Of the surveillance concerns I have mentioned the private sector and state-level capacities are the easiest to deal with. As a general principle whenever efforts are made to restrict federal government activities in the interest of privacy, potential privacy infringements by the private sector and state governments should also be considered and often should be regulated. Moreover, because the private sector uses data mining and surveillance technologies to reach ends of no interest to the government, we should develop philosophies and policies suitable to the protection of privacy and other interests in private sector contexts.

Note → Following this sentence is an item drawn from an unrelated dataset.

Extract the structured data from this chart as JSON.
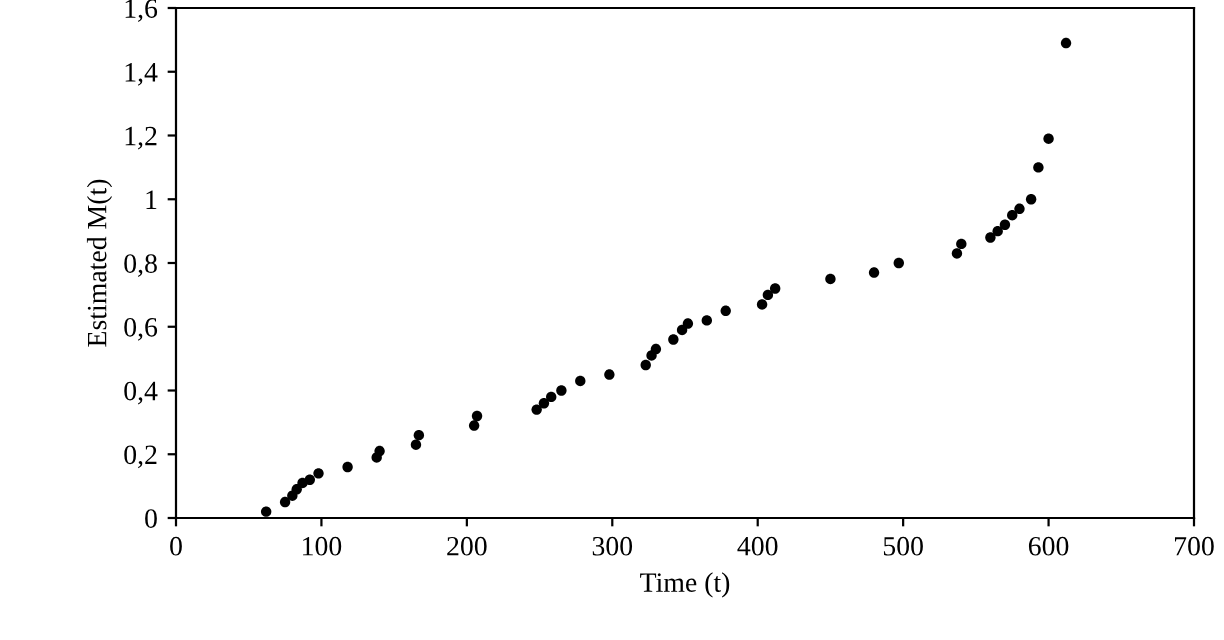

Data mining in connection with PRISM and Boundless Informant appropriately raises concerns. But it would not be surprising if upon closer inspection and as more is known, it is discovered that the privacy threats that these programs pose for American citizens are small, their compliance with legal restrictions is genuine, and their contributions to the fight against terrorism has value more than commensurate with any costs they impose. At the same time we are well advised to be wary about what we are creating. Efforts associated with the “war against terrorism should be regarded as military in essence, and the posse comitatus law which prevents the military from acting to enforce domestic criminal law, no matter how great the need, should be clearly extended and strictly applied to the NSA, the CIA and similar organizations, including some aspects of work done by the FBI, even if they could make valuable contributions to crime control more generally. Moreover, what we are learning about these programs should serve as a wakeup call to stimulate social and political changes that will make it less likely and less possible for a government in power to extend its time in office by undemocratic means. In addition, as we think about privacy and data mining, we should be as alert to and concerned about the privacy dangers posed by private and state sector data mining as we are to the dangers posed by federal activity. Regardless of who is doing the infringing, privacy is a human value we should cherish.